La nuit du 17 au 18 janvier 1945 est relativement calme, et des deux côtés on en profite pour évacuer les blessés. Certains villageois réussissent à quitter cet enfer. Dans la matinée les combats reprennent. Un violent tir d'artillerie s’abat sur les secteurs tenus par les Allemands. En début d'après-midi, vers 15 h, une attaque américaine s’ébranle vers les secteurs ouest, sud-ouest et sud. Une fois de plus, cette attaque est stoppée par une forte concentration d’artillerie allemande. Toute la soirée, les tirs d'artillerie visant Rittershoffen continuent. Les Américains tirent des obus au phosphore sur les maisons encore intactes tenues par les Allemands. A 21 h, une nouvelle attaque américaine est repoussée. Ce jour-là, l'aviation américaine est également entrée en lice. Le plafond souvent très bas, ainsi que l'éloignement de leur base, ne permet pas à l'aviation d'aider efficacement les troupes américaines engagées.

19 janvier1945 :

A 8 h du matin, les Américains venant de Leiterswiller attaquent à nouveau le secteur est de Rittershoffen. A 10 h, l'attaque est une nouvelle fois stoppée. Une autre attaque dans le secteur nord-ouest leur permet de s'implanter dans ce secteur pendant quelque temps. Une troisième attaque de cinq chars accompagnés d'infanterie, venant du nord, est repoussée par les Allemands. L'aviation américaine intervient dans l'après-midi. Toute la journée, des forces américaines sont mises à pied d'œuvre dans les secteurs nord, nord-ouest et ouest de Rittershoffen. Entre Betschdorf et Rittershoffen, un mouvement de chars et de véhicules est remarqué. Les Allemands, dont la pénurie en chars est flagrante, essaient de retirer 6 chars endommagés de Rittershoffen, mais cette manœuvre s'avère difficile par suite des ruines de maisons écroulées et des tirs incessants de l'artillerie américaine.

20 janvier 1945:

Les deux adversaires sont sur le qui-vive. Les Américains s’attendent à une attaque allemande qui ne vient pas. A 11h30, les Américains attaquent, venant d’ouest, ils dirigent leurs efforts vers le sud-est du village. A 12 h 50, une nouvelle attaque américaine déclenche de violents combats autour de l'église et du cimetière.

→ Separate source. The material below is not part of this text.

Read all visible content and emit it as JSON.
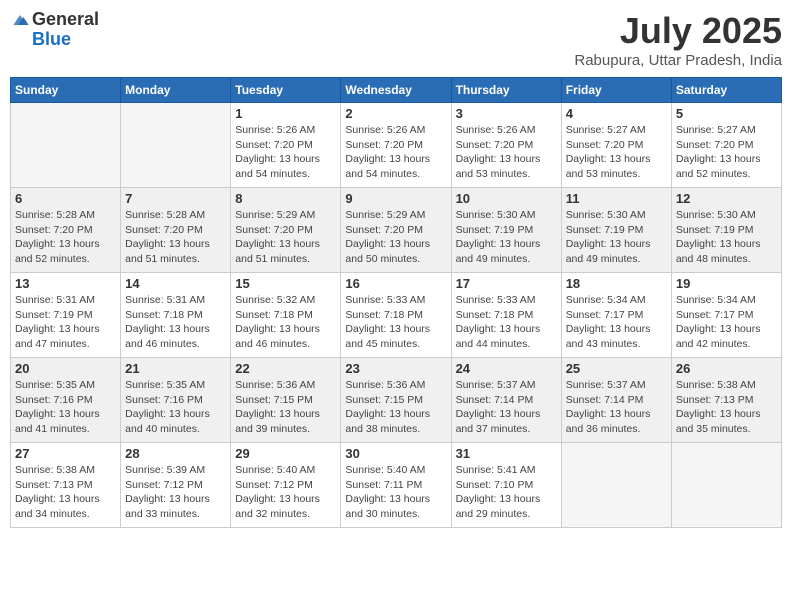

Il s'en est fallu de peu ce jour-là que les Allemands se retirent de Rittershoffen. Il était en effet question d'abandonner le village et de se retirer sur une ligne Rott, Oberseebach, Seltz.

21 janvier 1945 :

Le brouillard et la neige cachent les desseins des forces américaines. En effet, vers midi, elles se retirent de Rittershoffen pour se porter sur la nouvelle ligne de résistance, la Moder.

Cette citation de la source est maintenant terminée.